Genes with significant length differences in their 3′ UTRs between libraries were chosen for quantitative real-time RT-PCR (qRT-PCR). The poly(A) sites of these genes were divided into two supersites (the proximal and distal sites), and the region upstream of the supersites was targeted for qRT-PCR. Double-stranded cDNA was synthesized from total RNA using the PrimeScript RT reagent kit (Takara). qRT-PCR was performed on a LightCycler 480 real-time PCR machine (Roche) using the SYBR Pre- mix Ex Taq II kit (Takara) in a 10 ml reaction system. All samples were analyzed in triplicate.

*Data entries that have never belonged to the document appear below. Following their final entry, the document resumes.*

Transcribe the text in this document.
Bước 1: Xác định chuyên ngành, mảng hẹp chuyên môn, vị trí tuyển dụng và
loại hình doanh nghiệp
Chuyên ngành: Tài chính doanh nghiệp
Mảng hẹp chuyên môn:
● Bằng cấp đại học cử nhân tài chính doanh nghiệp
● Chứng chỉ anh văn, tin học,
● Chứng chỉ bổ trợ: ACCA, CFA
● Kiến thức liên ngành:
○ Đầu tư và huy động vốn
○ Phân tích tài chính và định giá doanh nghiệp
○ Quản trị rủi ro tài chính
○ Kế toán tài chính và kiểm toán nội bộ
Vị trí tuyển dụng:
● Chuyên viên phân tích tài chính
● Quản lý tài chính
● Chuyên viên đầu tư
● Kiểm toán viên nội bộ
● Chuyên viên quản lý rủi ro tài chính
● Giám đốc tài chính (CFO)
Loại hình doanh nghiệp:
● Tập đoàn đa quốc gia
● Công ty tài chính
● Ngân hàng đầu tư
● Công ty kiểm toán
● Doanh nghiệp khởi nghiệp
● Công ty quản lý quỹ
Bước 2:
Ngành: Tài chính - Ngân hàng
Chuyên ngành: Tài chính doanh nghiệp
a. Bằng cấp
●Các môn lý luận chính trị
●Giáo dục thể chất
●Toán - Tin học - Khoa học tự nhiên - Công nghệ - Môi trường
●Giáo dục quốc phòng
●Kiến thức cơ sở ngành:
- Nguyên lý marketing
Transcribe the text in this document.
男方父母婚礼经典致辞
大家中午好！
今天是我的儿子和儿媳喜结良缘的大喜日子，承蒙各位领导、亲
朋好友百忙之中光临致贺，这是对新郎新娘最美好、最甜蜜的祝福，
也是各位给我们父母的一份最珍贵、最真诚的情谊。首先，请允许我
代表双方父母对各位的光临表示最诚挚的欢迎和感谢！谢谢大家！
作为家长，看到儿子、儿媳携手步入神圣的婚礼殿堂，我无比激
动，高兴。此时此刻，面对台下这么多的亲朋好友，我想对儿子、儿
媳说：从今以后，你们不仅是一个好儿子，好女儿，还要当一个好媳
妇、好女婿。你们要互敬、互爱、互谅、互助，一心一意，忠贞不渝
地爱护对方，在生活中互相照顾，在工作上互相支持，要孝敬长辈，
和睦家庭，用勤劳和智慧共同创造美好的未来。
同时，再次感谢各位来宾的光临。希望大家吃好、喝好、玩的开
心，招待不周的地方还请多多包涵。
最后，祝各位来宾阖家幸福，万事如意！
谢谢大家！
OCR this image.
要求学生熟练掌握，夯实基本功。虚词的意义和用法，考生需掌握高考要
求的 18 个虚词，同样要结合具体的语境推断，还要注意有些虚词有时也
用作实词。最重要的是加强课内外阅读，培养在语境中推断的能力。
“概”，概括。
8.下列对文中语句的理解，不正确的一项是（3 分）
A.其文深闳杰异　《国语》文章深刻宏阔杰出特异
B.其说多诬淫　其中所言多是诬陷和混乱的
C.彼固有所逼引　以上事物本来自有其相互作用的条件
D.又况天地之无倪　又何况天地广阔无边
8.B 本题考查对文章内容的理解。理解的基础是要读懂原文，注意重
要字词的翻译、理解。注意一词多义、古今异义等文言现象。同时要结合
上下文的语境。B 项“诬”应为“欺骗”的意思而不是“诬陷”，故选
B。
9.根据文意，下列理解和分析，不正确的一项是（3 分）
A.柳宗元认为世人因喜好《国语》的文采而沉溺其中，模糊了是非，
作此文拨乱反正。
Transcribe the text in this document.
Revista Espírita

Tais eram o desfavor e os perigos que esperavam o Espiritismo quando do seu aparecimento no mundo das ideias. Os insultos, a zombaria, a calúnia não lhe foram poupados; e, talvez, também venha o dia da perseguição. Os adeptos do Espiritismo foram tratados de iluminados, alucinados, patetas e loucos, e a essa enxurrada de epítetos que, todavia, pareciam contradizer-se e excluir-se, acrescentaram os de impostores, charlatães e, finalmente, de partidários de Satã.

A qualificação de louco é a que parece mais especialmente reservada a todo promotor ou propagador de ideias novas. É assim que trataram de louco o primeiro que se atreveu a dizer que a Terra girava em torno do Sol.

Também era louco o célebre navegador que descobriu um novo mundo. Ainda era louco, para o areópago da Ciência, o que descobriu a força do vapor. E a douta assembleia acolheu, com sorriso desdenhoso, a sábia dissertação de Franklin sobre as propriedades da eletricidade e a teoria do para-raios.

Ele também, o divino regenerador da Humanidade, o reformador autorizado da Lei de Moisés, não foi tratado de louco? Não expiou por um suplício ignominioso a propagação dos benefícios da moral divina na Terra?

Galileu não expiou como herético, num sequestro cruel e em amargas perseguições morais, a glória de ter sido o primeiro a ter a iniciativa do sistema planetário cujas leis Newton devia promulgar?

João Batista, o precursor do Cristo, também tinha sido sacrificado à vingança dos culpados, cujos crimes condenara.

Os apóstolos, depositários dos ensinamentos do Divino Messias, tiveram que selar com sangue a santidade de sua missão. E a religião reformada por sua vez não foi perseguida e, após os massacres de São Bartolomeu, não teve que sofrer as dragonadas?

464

Cis-regulatory elements analysis

To obtain the usage ratio of each poly(A) site in a gene, the supporting reads of each poly(A) site were divided by the sum of the supporting reads of all poly(A) sites in a gene. Then the change of usage ratio change was defined as the difference between two samples. Thus, a negative number means a change “down” and a positive number means a change “up”. The absolute value reflects the amplitude of the ratio changing. A bigger absolute value indicates an increased poly(A) site usage switching. Neighboring sites with same “up” or “down” trend are considered as single sites, and those whose absolute value are close to zero can be merged to neighboring sites, according to the situation17. Kmer motif enrichment analysis from 4 bp to 9 bp was performed on the upstream 150 bp of the 3′ UTR sequence. After normalization, binomial test was used to calculate the significance of motif enrichment in R.

Data availability

The datasets generated during and/or analysed during the current study are available in the Gene Expression Omnibus with the primary accession code GSE92567.